Specific Approvals Voted Under the New Policy of No Gender Discrimination in Ordination
by AT News Team
Several local conferences in North America are preparing to conduct ordination services for women pastors in the next few weeks. The first could be as early as October 6 at the Loma Linda University Church, according to Spectrum, the journal of the largest organization of Seventh-day Adventist academics.
At constituency meetings this past summer both the Pacific Union Conference and the Columbia Union Conference voted by overwhelming majorities of delegates to end the practice of excluding women from ordination to the gospel ministry. On September 7 the Pacific Union executive committee voted routine approval of 16 candidates submitted by local conferences of which 14 are women. September 26 the Columbia Union executive committee will meet and it too has routine requests from local conferences that include women candidates.
At least three local conferences among the eight that make up the Columbia Union will have women who will be recommended for ordination, according to sources that talked to Adventist Today on condition of they not be identified. This executive committee has approved individual candidates for ordination who are women as long ago as a quarter century, but union officers asked the local conferences involved to hold off implementation at the request of the General Conference.
The voted taken by the Pacific Union executive committee was without debate or drama, but “tears and praise did come before the meeting was over” in reaction to the historic moment, according to a spokesman for the union conference was present. Some women who are near retirement have waited their entire careers as Adventist ministers for this to occur. Some younger candidates will be ordained at about the same point in their life that men serving as pastors have usually been ordained over the last 150 years.
“It is ironic that this has taken so long to come,” a veteran church administrator told Adventist Today. “Early Adventists had no problem with women serving as ministers and the most important cofounder of the denomination was a woman. General Conference delegates evidently approved the concept in principle as early as 1881.” Because the General Conference has no control over the Seventh-day Adventist Church in China, the church there has been doing so since the 1980s, about the time that repeated studies of the topic began.

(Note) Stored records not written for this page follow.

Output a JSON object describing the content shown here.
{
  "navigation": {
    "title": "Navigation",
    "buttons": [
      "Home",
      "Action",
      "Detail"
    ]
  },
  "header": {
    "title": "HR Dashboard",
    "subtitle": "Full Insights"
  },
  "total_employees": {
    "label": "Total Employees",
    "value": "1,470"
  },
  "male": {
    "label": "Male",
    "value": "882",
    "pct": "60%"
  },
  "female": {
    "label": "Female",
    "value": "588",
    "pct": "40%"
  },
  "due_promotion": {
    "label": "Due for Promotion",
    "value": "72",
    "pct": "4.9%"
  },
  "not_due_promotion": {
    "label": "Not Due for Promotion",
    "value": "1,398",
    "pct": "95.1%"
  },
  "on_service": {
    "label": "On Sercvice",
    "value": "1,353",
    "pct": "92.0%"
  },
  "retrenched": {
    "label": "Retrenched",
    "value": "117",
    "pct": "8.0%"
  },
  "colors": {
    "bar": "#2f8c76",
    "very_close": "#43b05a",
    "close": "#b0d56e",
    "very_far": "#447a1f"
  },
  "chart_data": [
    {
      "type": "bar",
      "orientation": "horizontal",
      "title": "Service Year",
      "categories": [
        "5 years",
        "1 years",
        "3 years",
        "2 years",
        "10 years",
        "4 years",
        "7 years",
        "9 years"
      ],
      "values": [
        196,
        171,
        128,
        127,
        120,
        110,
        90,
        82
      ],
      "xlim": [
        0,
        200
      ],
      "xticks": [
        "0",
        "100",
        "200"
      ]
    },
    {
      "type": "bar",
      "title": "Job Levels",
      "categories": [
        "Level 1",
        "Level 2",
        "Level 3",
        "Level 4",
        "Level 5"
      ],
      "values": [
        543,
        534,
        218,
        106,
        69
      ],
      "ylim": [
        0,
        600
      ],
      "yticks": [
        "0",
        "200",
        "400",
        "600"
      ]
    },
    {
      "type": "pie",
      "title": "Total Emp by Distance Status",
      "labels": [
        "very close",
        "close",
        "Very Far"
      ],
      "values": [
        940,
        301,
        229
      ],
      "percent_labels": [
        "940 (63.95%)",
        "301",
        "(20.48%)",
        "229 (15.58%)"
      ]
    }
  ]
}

Since the 1990 General Conference Session in Indianapolis the denomination has been at an impasse on the issue, unable to come to a definitive position. Almost all of the Bible scholars in the denomination agree that Scripture does not prohibit ordaining women, yet delegates have repeatedly voted against it. Because the denomination’s Working Policy gives union conferences the authority to approve candidates for ordination, several of these units have decided to move ahead and bring an end to decades of indecision.